The report claims that financial advertising and marketing strategies fail to communicate trustworthiness, dependability or understanding – 65% of women report how little trust in their financial institutions, compared to 55% of men.

The survey claims that these would translate into huge revenue, since women manage borrowed money more responsibly and are more discouraged from using additional financial products.

“Financial services companies haven’t always had to worry about reaching out to individual customers, in particular due to the low switching rate between different providers,” comments Alon Tvina, managing director of EMEA at Optimove.

“But just because a customer hasn’t taken their business elsewhere does not mean banks are offering optimal value to them. To build stronger relationships with clients, banks and insurers will increasingly need to mould their services, and the way they communicate, creating a dialogue tailored to each individual.

“Kantar’s study shows that gender is a big consideration in this, and there are many other differentiating aspects which financial providers can use to understand different types of customer.
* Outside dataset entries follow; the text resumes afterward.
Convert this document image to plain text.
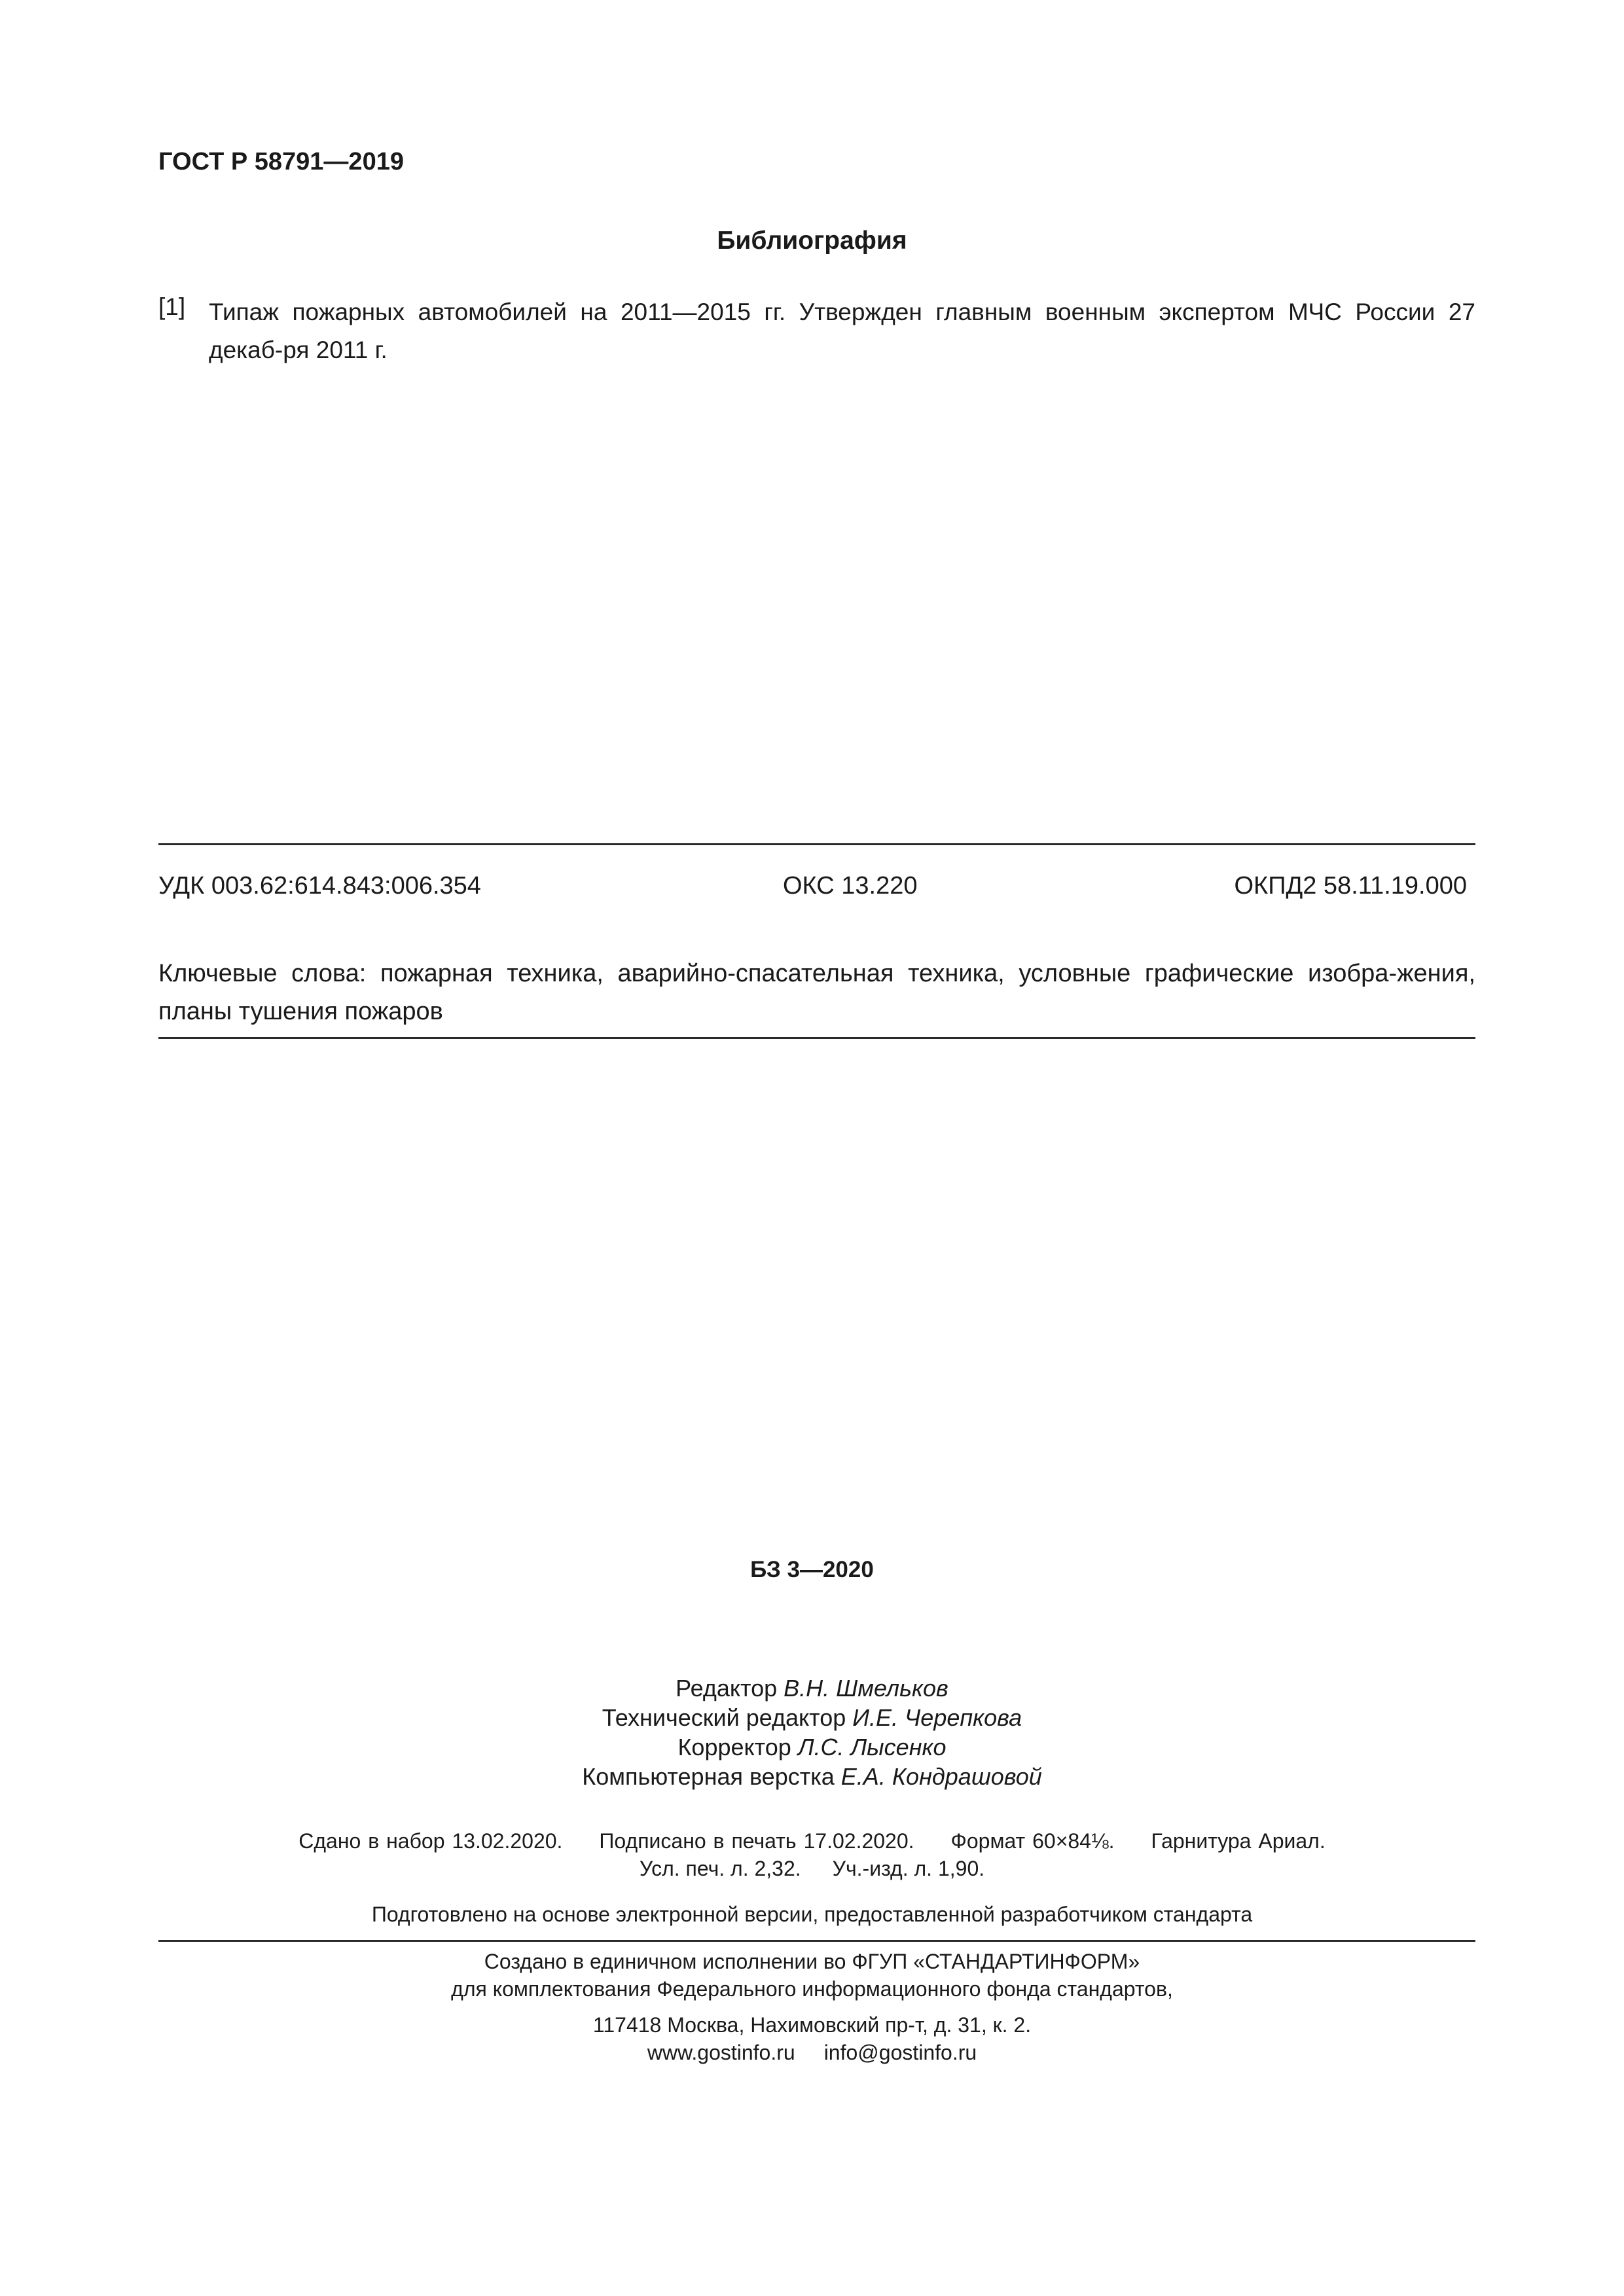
ГОСТ Р 58791—2019
Библиография
[1] Типаж пожарных автомобилей на 2011—2015 гг. Утвержден главным военным экспертом МЧС России 27 декаб-ря 2011 г.
УДК 003.62:614.843:006.354	ОКС 13.220	ОКПД2 58.11.19.000
Ключевые слова: пожарная техника, аварийно-спасательная техника, условные графические изобра-жения, планы тушения пожаров
БЗ 3—2020
Редактор В.Н. Шмельков
Технический редактор И.Е. Черепкова
Корректор Л.С. Лысенко
Компьютерная верстка Е.А. Кондрашовой
Сдано в набор 13.02.2020. Подписано в печать 17.02.2020. Формат 60×84⅛. Гарнитура Ариал.
Усл. печ. л. 2,32. Уч.-изд. л. 1,90.
Подготовлено на основе электронной версии, предоставленной разработчиком стандарта
Создано в единичном исполнении во ФГУП «СТАНДАРТИНФОРМ»
для комплектования Федерального информационного фонда стандартов,
117418 Москва, Нахимовский пр-т, д. 31, к. 2.
www.gostinfo.ru info@gostinfo.ru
Account size, spending power and age are major factors that can affect communications. All customers are not the same, and financial institutions cannot take a one-size-fits-all approach to their relationships.

“The Open Banking initiative, with the Second Payment Services Directive coming in next year, will make it much clearer for customers to see which financial service companies are available to them, and make switching providers simpler. The aim is to make the financial services market more competitive, resembling the retail industry much more closely.

“Our research has shown that targeting marketing at more individualised groups of customers, based on their preferences, can raise customer spending in retail by 50%, and these findings may soon become very relevant to banking and insurance too.

“Soon traditional banks and insurers will have to make the most of the data available to them to tailor marketing to their customers, communicating with them in an emotionally-intelligent way to make them feel encouraged and valued as individuals.”